İşte herkes kendine göre "yedirmeyiz" diyor
güya.
Bu "yedirmeyiz" tutumunu ilk Gezi Olayları'nda
gördük. O zaman düşman dışardaydı ve "yedirmeyiz" mottosu çok da
anlaşılabilir birşeydi.
Fakat şimdi aynı tutum ve söylemlerin yeniden hem de bir
panik havasıyla nüksetmesi karşısında ne düşünmeliyiz?
Hayırdır?
Bu defa Erdoğan'a içeriden bir darbe girişimi mi var?
Yoksa olası bir darbeye karşı ön almaya mı çalışılıyor?
Ne oldu da seçimlerden sonra bazı yandaş yazarlar AK Parti'nin içindeki isimleri hedef almaya başladı?
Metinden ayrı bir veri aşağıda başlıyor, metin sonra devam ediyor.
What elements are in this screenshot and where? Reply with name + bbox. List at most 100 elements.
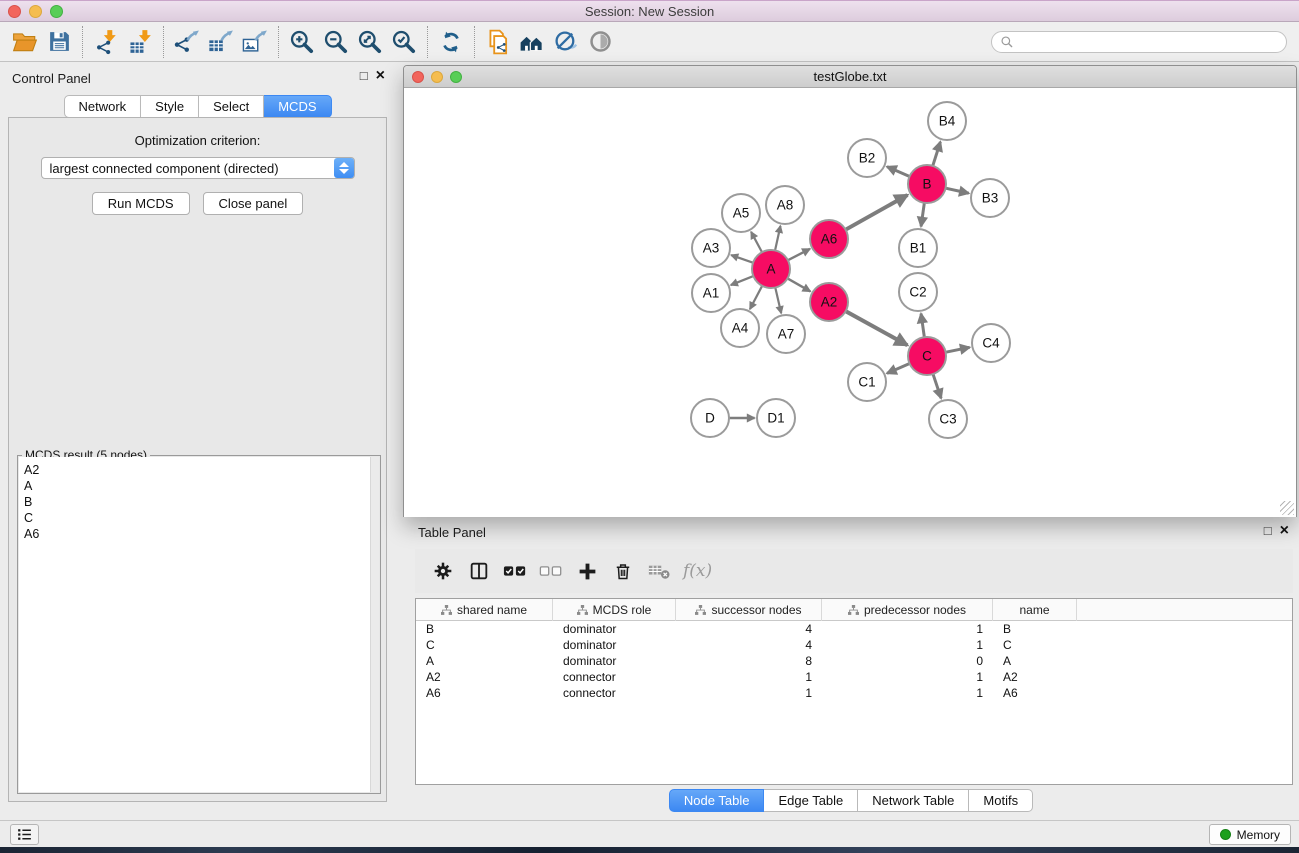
mcds-result-item[interactable]: C — [24, 510, 370, 526]
table-row[interactable]: Adominator80A — [416, 653, 1292, 669]
zoom-fit-button[interactable] — [353, 26, 387, 58]
add-column-button[interactable] — [569, 554, 605, 588]
export-table-button[interactable] — [204, 26, 238, 58]
edge-A-A4[interactable] — [750, 285, 763, 309]
table-cell: connector — [553, 670, 676, 684]
table-row[interactable]: Cdominator41C — [416, 637, 1292, 653]
table-settings-button[interactable] — [425, 554, 461, 588]
split-panel-button[interactable] — [461, 554, 497, 588]
column-header-predecessor-nodes[interactable]: predecessor nodes — [822, 599, 993, 621]
hide-graphics-details-button[interactable] — [549, 26, 583, 58]
criterion-select[interactable]: largest connected component (directed) — [41, 157, 355, 179]
select-all-button[interactable] — [497, 554, 533, 588]
table-cell: C — [993, 638, 1077, 652]
duplicate-network-button[interactable] — [481, 26, 515, 58]
mcds-result-item[interactable]: A6 — [24, 526, 370, 542]
tab-mcds[interactable]: MCDS — [264, 95, 331, 118]
delete-columns-button[interactable] — [605, 554, 641, 588]
edge-A-A3[interactable] — [731, 255, 754, 263]
table-cell: dominator — [553, 638, 676, 652]
save-session-button[interactable] — [42, 26, 76, 58]
network-window-titlebar[interactable]: testGlobe.txt — [404, 66, 1296, 88]
open-session-button[interactable] — [8, 26, 42, 58]
import-table-button[interactable] — [123, 26, 157, 58]
zoom-selected-button[interactable] — [387, 26, 421, 58]
edge-A-A6[interactable] — [787, 249, 810, 261]
edge-B-B1[interactable] — [921, 202, 924, 227]
run-mcds-button[interactable]: Run MCDS — [92, 192, 190, 215]
delete-table-button[interactable] — [641, 554, 677, 588]
edge-C-C1[interactable] — [887, 363, 910, 373]
open-folder-icon — [12, 29, 38, 55]
column-header-successor-nodes[interactable]: successor nodes — [676, 599, 822, 621]
task-history-button[interactable] — [10, 824, 39, 845]
table-cell: B — [416, 622, 553, 636]
toolbar-separator — [278, 26, 279, 58]
node-label-C1: C1 — [858, 375, 875, 390]
column-header-name[interactable]: name — [993, 599, 1077, 621]
toolbar-separator — [427, 26, 428, 58]
tab-select[interactable]: Select — [199, 95, 264, 118]
search-field[interactable] — [991, 31, 1287, 53]
tab-style[interactable]: Style — [141, 95, 199, 118]
export-network-button[interactable] — [170, 26, 204, 58]
tab-node-table[interactable]: Node Table — [669, 789, 765, 812]
edge-A-A8[interactable] — [775, 226, 781, 252]
close-table-panel-icon[interactable]: × — [1280, 524, 1289, 538]
column-header-MCDS-role[interactable]: MCDS role — [553, 599, 676, 621]
edge-B-B4[interactable] — [932, 142, 940, 167]
float-table-panel-icon[interactable]: □ — [1264, 524, 1272, 538]
home-icon — [519, 29, 545, 55]
mcds-result-item[interactable]: B — [24, 494, 370, 510]
window-resize-grip[interactable] — [1280, 501, 1294, 515]
edge-A6-B[interactable] — [845, 195, 908, 230]
edge-C-C3[interactable] — [933, 373, 941, 398]
list-icon — [16, 826, 33, 843]
close-panel-button[interactable]: Close panel — [203, 192, 304, 215]
tab-motifs[interactable]: Motifs — [969, 789, 1033, 812]
zoom-in-button[interactable] — [285, 26, 319, 58]
save-icon — [47, 29, 72, 54]
mcds-result-item[interactable]: A — [24, 478, 370, 494]
table-row[interactable]: A2connector11A2 — [416, 669, 1292, 685]
export-image-button[interactable] — [238, 26, 272, 58]
column-header-shared-name[interactable]: shared name — [416, 599, 553, 621]
result-scrollbar[interactable] — [370, 457, 379, 792]
edge-C-C2[interactable] — [921, 314, 924, 339]
edge-A-A7[interactable] — [775, 287, 781, 314]
zoom-out-button[interactable] — [319, 26, 353, 58]
node-label-D1: D1 — [767, 411, 784, 426]
network-canvas[interactable]: B4B2BB3A8A5A6A3B1AA1C2A2A4A7C4CC1C3DD1 — [404, 88, 1296, 517]
session-title: Session: New Session — [0, 4, 1299, 19]
tab-network[interactable]: Network — [63, 95, 141, 118]
edge-C-C4[interactable] — [945, 347, 970, 352]
tab-edge-table[interactable]: Edge Table — [764, 789, 858, 812]
show-graphics-details-button[interactable] — [583, 26, 617, 58]
refresh-button[interactable] — [434, 26, 468, 58]
tab-network-table[interactable]: Network Table — [858, 789, 969, 812]
edge-A2-C[interactable] — [845, 311, 908, 346]
zoom-selected-icon — [391, 29, 417, 55]
edge-A-A2[interactable] — [787, 278, 811, 291]
deselect-all-button[interactable] — [533, 554, 569, 588]
close-panel-icon[interactable]: × — [376, 69, 385, 83]
search-input[interactable] — [1019, 35, 1278, 49]
edge-B-B3[interactable] — [945, 188, 969, 193]
app-titlebar: Session: New Session — [0, 0, 1299, 22]
node-table[interactable]: shared nameMCDS rolesuccessor nodesprede… — [415, 598, 1293, 785]
memory-button[interactable]: Memory — [1209, 824, 1291, 845]
home-button[interactable] — [515, 26, 549, 58]
function-builder-button[interactable]: f(x) — [677, 554, 712, 588]
table-row[interactable]: Bdominator41B — [416, 621, 1292, 637]
edge-B-B2[interactable] — [887, 167, 910, 177]
edge-A-A5[interactable] — [751, 232, 762, 253]
table-cell: 8 — [676, 654, 822, 668]
import-network-button[interactable] — [89, 26, 123, 58]
node-label-B: B — [922, 177, 931, 192]
float-panel-icon[interactable]: □ — [360, 69, 368, 83]
mcds-result-item[interactable]: A2 — [24, 462, 370, 478]
network-graph[interactable]: B4B2BB3A8A5A6A3B1AA1C2A2A4A7C4CC1C3DD1 — [404, 88, 1296, 517]
edge-A-A1[interactable] — [731, 276, 754, 285]
table-header-row: shared nameMCDS rolesuccessor nodesprede… — [416, 599, 1292, 621]
table-row[interactable]: A6connector11A6 — [416, 685, 1292, 701]
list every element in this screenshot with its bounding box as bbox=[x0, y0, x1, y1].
Erdoğan’sız bir AK Parti dizayn etmek isteyenlerle mücadeleyi,
Erdoğan'a AK Parti içerisinden düşmanlar yaratarak mı
yapacaksınız?
Kaygınız gerçekten Erdoğan'ın yalnızlaştırılması mı yoksa
kendi yalnızlığınız mı?
Zira daha bir yıl önce yüzde 52 oyla Cumhurbaşkanı
seçilmiş bir liderden bahsediyoruz. Böyle yalnızlık dostlar
başına.
Maksat her neyse bilemiyorum ama ortaya çıkan manzaranın hiç de AK Parti'nin lehine olmadığını söyleyebiliriz.
"Erdoğan'ın yalnızlaştırılmasına izin vermeyiz"
diyerek hem Erdoğan'ın partinin başına getirdiği Davutoğlu'na, hem
de yine Erdoğan'ın partiye getirdiği Numan Kurtulmuş'a ayar vermeye
kalkmak bizzat Erdoğan'ı yalnızlaştırmaktır.
Üstelik bunu yaparken ne hikmetse oldukça kabaca ve altını çize
çize yapıyorlar. Sonra da "Vay Efendim Doğan Medyası'na
malzeme verdiniz".
Geçiniz...
Tekrar başa dönecek olursak; gazeteciliği/köşe yazarlığını işine
gelmeyene "ayar vermekten ibaret" sandığı sürece
bu medyadan gerçekten bi cacık olmaz.